If it’s supported at several discrete points, you could put constraints on those nodes instead of the whole surface, then you’d get reaction forces at those points.
It has been my experience that hex elements produce smoother results (with fewer elements required) then tet elements.
I’ve been wondering how much of that is down to the behavior of the types of elements themselves versus the fact that hex meshes (as generated by cgx) tend to be nice and regular.
@rsmith For linear elements, it’s the elements themselves that are worse. For quadratic, it looks like you can get the same result with the same general mesh structure but tet has more elements and more nodes. Here’s a comparison between structured hex and tet meshes. 4 cantilevers all having the same tip load.
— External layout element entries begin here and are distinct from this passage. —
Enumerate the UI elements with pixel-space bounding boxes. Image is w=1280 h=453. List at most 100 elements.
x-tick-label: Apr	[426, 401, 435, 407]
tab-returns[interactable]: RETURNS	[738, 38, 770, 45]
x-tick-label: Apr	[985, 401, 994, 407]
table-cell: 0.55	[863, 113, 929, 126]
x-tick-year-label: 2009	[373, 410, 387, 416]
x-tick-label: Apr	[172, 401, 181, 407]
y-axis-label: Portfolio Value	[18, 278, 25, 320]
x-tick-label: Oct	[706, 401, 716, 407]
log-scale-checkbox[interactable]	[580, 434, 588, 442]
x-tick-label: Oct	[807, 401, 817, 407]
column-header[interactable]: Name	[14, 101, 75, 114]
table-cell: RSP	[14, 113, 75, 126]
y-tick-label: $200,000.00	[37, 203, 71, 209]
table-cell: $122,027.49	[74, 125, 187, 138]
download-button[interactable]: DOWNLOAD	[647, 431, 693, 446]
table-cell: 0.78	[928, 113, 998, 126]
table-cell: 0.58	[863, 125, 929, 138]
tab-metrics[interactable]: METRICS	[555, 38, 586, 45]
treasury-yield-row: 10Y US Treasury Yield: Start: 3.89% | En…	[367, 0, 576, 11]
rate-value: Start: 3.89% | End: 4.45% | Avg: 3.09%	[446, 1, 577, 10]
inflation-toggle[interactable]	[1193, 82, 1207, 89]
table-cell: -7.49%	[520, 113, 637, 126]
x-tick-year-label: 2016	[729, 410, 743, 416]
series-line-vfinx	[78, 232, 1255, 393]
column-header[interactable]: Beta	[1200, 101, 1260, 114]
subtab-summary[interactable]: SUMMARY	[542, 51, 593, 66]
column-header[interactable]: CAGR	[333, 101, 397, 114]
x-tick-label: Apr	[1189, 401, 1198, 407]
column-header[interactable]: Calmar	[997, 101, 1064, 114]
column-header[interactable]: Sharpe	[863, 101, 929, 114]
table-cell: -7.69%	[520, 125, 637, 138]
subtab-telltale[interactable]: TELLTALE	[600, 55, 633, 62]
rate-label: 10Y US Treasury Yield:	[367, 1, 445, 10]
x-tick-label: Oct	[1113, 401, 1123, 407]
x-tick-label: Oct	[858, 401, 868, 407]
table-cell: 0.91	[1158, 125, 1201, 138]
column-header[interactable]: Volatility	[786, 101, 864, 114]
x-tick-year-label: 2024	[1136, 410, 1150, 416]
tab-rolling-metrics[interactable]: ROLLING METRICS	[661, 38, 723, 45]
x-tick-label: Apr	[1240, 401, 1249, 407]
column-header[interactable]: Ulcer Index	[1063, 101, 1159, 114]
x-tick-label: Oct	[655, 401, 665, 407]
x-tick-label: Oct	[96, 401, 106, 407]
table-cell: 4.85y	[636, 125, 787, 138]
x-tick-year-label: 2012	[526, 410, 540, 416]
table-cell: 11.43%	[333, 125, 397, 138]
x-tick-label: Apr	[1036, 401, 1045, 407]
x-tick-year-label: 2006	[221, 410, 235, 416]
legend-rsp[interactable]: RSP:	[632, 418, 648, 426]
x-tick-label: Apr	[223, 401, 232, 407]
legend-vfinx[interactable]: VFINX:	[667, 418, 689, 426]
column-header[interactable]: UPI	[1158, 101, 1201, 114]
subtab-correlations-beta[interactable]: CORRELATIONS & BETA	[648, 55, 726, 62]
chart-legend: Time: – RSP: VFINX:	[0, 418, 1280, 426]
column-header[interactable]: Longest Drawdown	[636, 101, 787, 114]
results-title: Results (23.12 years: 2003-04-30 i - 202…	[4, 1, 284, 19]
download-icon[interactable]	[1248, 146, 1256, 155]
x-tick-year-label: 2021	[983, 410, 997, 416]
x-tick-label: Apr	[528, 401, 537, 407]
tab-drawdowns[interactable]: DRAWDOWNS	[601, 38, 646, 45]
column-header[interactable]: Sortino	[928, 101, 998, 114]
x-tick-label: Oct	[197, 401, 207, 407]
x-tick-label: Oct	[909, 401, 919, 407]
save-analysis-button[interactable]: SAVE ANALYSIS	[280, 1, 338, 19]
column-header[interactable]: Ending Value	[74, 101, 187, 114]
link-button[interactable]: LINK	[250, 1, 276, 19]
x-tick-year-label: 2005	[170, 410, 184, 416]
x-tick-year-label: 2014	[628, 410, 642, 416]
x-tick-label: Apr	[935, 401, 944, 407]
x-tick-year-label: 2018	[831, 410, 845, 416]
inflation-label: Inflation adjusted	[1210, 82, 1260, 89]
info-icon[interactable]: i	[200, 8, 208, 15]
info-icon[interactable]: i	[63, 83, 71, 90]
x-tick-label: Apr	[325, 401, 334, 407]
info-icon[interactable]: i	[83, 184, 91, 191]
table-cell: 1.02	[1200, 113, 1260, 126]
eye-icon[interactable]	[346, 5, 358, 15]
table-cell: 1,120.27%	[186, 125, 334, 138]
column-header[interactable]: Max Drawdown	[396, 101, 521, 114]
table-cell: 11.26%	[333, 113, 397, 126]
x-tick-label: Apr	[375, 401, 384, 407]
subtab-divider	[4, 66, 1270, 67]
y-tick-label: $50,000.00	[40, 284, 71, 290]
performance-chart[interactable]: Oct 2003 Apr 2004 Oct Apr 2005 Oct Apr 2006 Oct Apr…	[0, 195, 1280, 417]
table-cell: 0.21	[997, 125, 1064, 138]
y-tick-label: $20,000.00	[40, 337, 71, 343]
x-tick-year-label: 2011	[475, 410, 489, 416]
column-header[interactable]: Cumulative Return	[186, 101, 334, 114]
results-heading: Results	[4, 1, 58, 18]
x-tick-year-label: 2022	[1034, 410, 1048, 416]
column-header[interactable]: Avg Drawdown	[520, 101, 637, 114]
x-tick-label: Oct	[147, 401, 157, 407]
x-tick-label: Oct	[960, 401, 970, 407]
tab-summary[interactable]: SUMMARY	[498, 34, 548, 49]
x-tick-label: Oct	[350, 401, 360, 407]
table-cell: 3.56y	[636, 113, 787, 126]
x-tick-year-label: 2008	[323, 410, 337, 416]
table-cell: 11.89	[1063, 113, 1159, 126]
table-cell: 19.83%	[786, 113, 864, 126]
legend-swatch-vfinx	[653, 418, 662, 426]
Maybe this example is biased because the cuboid geometry naturally fits hex elements. If you had a shape that was the same as a string of tet elements joined face-to-face, maybe then you would need a more complex hex mesh to match it??
in addition, the advantages of hexahedral it has several element selections to fit the problem i.e linear C3D8, C3D8R, C3D8I and quadratic C3D20, C3D20R. In contrast, there’s only two in tetrahedral element type (linear, quadratic) and only one is recommended.
Tetrahedral element is popular due to automatic mesher available and refinement is easy to set. Maybe in the future, automatic Hex-Dominant gain the same popularity also.
I believe most of it comes from the element formulation itself. For example, taking a degenerated quad with three sides (tria by definition) will perform much better than the triangular element. The same is true for 2nd order tets compared to 1st order hexas - as long as the hexas have sufficient elements to capture the bending behavior.
This is why I tend to build parametric geometry in cgx so it wil mesh with hex elements properly. Even though this is initially more time consuming then just loading a STEP file into gmsh and filling it with tets.
Most of my FEA work is iteratively optimizing parts. And then the workflow of changing parameters in the fbd file and re-running the analysis (completely automated with make) is both convenient and robust.
When iterating the manual workflow CAD → mesh → apply BC’s → solve becomes highly repetitive and error-prone. And that annoys me.
The total resultant force is correct, and from what I understand, reading node by node force may not be accurate. Would it be wrong to approach it like this: grouping the fixed nodes sequentially and calculating the resultant force for each group? For example, if we assume there are a total of 60 fixed nodes, would calculating the resultant forces of 6 nodes at a time in a sequential manner using their reaction forces (Fx, Fy, Fz) lead to non-physical results? Do you have any insights on this?
@vicmw Good points. Although I’m not sure why one would want to use linear elements in structural analysis.
What I tend to do is de-feature a model so I can generate good hex meshes in cgx. The auto meshers I’ve seen generally work poorly (if at all) with hex elements.
And while creating a decent hex mesh will take more time initially with complicated shapes, in my experience it pays for itself in speed of iterations because you need far fewer elements and nodes to get decent results.
@jbr I believe you are right, but I’ve found it hard to prove.
Because of the way they are generated, tet meshes tend to be less regular than hex meshes. So it is kind of hard to tell if the element formulation or the irregularity of the mesh is at fault.
Some time ago a compared the classic “plate with hole” using both hex and tet elements. In the image of the tet mesh at the bottom, the stresses do seem to follow the shape of the elements much more.